The max throughput we could obtain for both original and OmidLL is around 50-65K. We tried various tuning ourselves but couldn't seem to get it higher. 


Thanks,
Lianghong)

> Reducing begin/commit latency by distributing the write to the commit table
> ---------------------------------------------------------------------------
>
>                 Key: OMID-90
>                 URL: https://issues.apache.org/jira/browse/OMID-90
>             Project: Apache Omid
>          Issue Type: New Feature
>            Reporter: Ohad Shacham
>            Assignee: Yonatan Gottesman
>            Priority: Major
>         Attachments: OmidCloud-VLDB.pdf
>
>
> Today, Omid's commits are done by the transaction manager. In order to efficiently write to the commit table, the transaction manager batches these writes. This optimization, even thought reduces the write time to HBase, significantly increases the begin and commit latency. The commit latency increases since a commit operation returns only after its commit timestamp was persisted in the commit table. And the begin latency increases since begin returns a transaction id that is also used by the transaction to identify its snapshot and therefore, begin returns only after all commits with commit id smaller than the begin id was persisted in the commit table. This is crucial, since a snapshot change during a transaction run may violate snapshot isolation. 
>  
> The idea of this feature is to distribute the commit by moving the write to the commit table from the server to the client. The transaction manager does conflict analysis and returns a commit timestamp. While the client atomically persists this commit in the commit table.

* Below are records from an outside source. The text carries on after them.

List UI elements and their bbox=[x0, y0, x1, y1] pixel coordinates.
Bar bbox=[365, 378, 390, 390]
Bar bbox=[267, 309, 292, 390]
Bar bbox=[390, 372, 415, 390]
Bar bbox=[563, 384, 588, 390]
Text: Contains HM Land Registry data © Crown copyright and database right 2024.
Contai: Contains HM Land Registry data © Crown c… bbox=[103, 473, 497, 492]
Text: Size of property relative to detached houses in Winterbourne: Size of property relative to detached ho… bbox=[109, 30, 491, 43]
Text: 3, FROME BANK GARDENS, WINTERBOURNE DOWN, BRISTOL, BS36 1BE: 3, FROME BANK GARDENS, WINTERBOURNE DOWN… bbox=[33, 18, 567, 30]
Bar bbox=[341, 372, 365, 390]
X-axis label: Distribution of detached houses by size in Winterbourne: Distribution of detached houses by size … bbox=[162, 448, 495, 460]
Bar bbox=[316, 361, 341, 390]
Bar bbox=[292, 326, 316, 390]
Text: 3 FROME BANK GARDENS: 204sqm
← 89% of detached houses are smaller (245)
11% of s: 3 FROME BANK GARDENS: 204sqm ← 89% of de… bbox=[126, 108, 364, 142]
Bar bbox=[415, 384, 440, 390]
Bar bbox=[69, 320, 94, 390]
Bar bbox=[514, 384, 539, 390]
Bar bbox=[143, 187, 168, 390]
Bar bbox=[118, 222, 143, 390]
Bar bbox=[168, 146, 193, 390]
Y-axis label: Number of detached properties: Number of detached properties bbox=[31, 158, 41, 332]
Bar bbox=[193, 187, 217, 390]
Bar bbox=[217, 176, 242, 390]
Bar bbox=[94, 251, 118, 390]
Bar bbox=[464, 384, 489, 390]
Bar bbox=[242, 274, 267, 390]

> This significantly reduces the begin and commit latency, since batching is not required anymore. A begin operation can immediately returns and a commit operation returns after conflict detection. 
> This can introduce snapshot isolation violation since a slow client can commit and change other transaction's snapsho. Therefore, we use an invalidation technique which is similar to the one Omid uses today to maintain snapshot isolation in high availability mode.